According to him, “I am wholly convinced that the unique student-educator relationship of authority, dependency and trust should never be violated. By the maxim of ‘loco parentis’, educators are like parents.
He said, “They (educators) owe a special fiduciary duty of care to students under their authority – students who trust and depend on them to shape their future career paths.
“It must therefore be extremely offensive to a reasonable mind where an educator treats students as ‘perquisites’ of his office.
“As a father, it is an issue that I cannot just accept. It is a shame on our conscience as a people.
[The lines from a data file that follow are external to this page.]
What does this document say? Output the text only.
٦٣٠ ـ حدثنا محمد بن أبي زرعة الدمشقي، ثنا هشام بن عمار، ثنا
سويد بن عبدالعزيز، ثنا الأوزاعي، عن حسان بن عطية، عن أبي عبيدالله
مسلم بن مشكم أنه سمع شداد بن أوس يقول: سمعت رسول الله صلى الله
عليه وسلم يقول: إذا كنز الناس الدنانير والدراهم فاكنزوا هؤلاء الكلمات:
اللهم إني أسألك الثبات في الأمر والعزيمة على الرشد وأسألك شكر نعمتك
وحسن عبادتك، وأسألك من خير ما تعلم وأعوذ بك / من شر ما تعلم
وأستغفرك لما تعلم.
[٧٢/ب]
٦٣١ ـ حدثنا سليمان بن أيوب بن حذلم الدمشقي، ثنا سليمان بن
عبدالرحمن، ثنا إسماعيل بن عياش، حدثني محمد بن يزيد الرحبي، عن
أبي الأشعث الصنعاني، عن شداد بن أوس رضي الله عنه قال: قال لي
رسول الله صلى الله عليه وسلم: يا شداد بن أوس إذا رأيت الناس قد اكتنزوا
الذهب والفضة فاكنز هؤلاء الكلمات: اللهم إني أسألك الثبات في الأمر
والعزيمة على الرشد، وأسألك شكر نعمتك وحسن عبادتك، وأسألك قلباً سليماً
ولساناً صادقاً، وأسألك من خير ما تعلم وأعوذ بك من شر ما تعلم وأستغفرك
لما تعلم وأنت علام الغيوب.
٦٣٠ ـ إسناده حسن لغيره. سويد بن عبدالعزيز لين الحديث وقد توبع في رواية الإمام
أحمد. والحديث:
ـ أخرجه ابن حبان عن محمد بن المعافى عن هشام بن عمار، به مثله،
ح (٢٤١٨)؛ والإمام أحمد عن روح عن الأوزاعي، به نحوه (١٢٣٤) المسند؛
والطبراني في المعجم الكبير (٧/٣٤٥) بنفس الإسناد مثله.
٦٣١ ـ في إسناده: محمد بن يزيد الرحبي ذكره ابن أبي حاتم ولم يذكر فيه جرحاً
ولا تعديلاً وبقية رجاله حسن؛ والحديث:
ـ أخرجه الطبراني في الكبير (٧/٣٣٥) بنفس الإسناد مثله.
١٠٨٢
We will stop it….”, Omo-Agege was quoted to have said on Wednesday senate plenary.
In an earlier letter by Omo-Agege’s Chief of Staff, Dr Itive Igbuzor, addressed to Senator Suleiman Sadiq Umar, chairman senate committee on Rule and Business, the deputy senate president said that it is a bounden duty on the senate to tackle the menace and defeat it with the total support of the 9th senate and President Muhammadu Buhari.
Recalls that the Prevention, Prohibition And Redressal of Sexual Harassment in Tertiary Educational Institutions Bill, 2019 sponsored by Senator Omo-Agege, representing Delta Central Senatorial District had passed through first reading in the senate on Tuesday.
The Bill which is co-sponsored by 106 other senators specifically makes it’s a criminal offence for any educator in a university, polytechnic or any other tertiary educational institution to violate or exploit the student-lecturer fiduciary relationship for sexual pleasures.
The Bill imposes stiff penalties on offenders in it’s overall objective of providing tighter statutory protection for students against sexual hostility and all forms of sexual harassment in tertiary schools.
The Bill provides a compulsory five-year jail term for lecturers who sexually harass students.
When passed into law, vice chancellors of universities, rectors of polytechnics and other chief executives of institutions of higher learning will go to jail for two years if they fail to act within a week on complaints of sexual harassment made by students.
The Bill expressly allows sexually harassed students, their parents, or guardians to seek civil remedies in damages against sexual predator lecturers before or after their successful criminal prosecution by the State.
The Bill also seeks protection from sexual harassment for prospective students seeking admissions into higher educational institutions, students of generally low mental capacity and physically challenged students.
The Bill also stipulates as offences solicitation of sex or sexual advances by lecturers which result to intimidation, hostile or offensive environment for students.
It makes provision for “institutional disciplinary procedures” to be followed by any sexually harassed student to report or submit a formal sexual harassment complaint within a tertiary institution to the administrative head of the institution.
Administrative heads of tertiary academic institutions are mandated under the bill to protect students who made sexual harassment complaints from any form n their learning.